Horeca blij met beweging kabinet, „maar meer is mogelijk”
De horeca is blij met de beweging die het kabinet lijkt te maken door vanaf 21 april toe te staan dat de terrassen opengaan. Maar in het gesprek dat brancheorganisatie Koninklijke Horeca Nederland (KHN) donderdag heeft met ministers Bas van ’t Wout van Economische Zaken en Ferdinand Grapperhaus van Veiligheid en Justitie zal de branche ook benadrukken dat er wat haar betreft meer mogelijk is op een veilige manier.
Het kabinet overweegt per 21 april de terrassen te heropenen en de avondklok op te heffen. Deze beoogde versoepelingen van de coronamaatregelen worden nog wel voorgelegd aan het Outbreak Management Team (OMT), en zijn ook afhankelijk van hoe de besmettingscijfers zich de komende week verder ontwikkelen.
Volgens KHN-voorzitter Robèr Willems is ook een eerste fase van de heropening van de horecazaken zelf al mogelijk. Maar bovenal wil hij duidelijkheid hebben. Dat burgemeesters van de grote steden onlangs al hebben gepleit voor het openen van de terrassen kwam voor hem niet als een verrassing.
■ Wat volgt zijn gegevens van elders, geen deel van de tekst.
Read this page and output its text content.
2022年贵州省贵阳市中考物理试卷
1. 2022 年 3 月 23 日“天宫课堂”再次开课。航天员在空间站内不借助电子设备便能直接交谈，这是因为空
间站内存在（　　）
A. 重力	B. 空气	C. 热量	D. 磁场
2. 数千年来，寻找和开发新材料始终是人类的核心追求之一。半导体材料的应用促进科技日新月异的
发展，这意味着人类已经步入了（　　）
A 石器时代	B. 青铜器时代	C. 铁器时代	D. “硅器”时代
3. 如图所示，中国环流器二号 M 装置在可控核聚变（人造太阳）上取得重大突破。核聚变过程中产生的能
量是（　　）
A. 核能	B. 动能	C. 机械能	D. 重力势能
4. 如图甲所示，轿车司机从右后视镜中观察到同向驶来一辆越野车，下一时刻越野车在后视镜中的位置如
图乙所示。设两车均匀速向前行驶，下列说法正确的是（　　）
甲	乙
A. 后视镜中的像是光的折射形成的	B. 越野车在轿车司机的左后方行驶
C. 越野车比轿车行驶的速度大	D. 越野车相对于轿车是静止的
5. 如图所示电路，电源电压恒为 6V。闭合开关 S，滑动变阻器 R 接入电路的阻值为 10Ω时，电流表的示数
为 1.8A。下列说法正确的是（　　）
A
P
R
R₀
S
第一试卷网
Ook Willems ziet dat de situatie in bijvoorbeeld stadsparken niet meer te handhaven is.
Hij is blij dat ook het kabinet tot inkeer lijkt te komen. Maar dan is het wel zaak dat er ook wordt doorgepakt, vindt de voorzitter.
KHN blijft inzetten op snelle heropening van terrassen en andere horeca onder gelijke en vooral werkbare condities. Daar waar er beperkingen zijn, moeten ondernemers volgens KHN voor 100 procent worden gecompenseerd. KHN pleit ook voor het voortzetten van die steun ook na 30 juni als de meeste van de huidige maatregelen aflopen.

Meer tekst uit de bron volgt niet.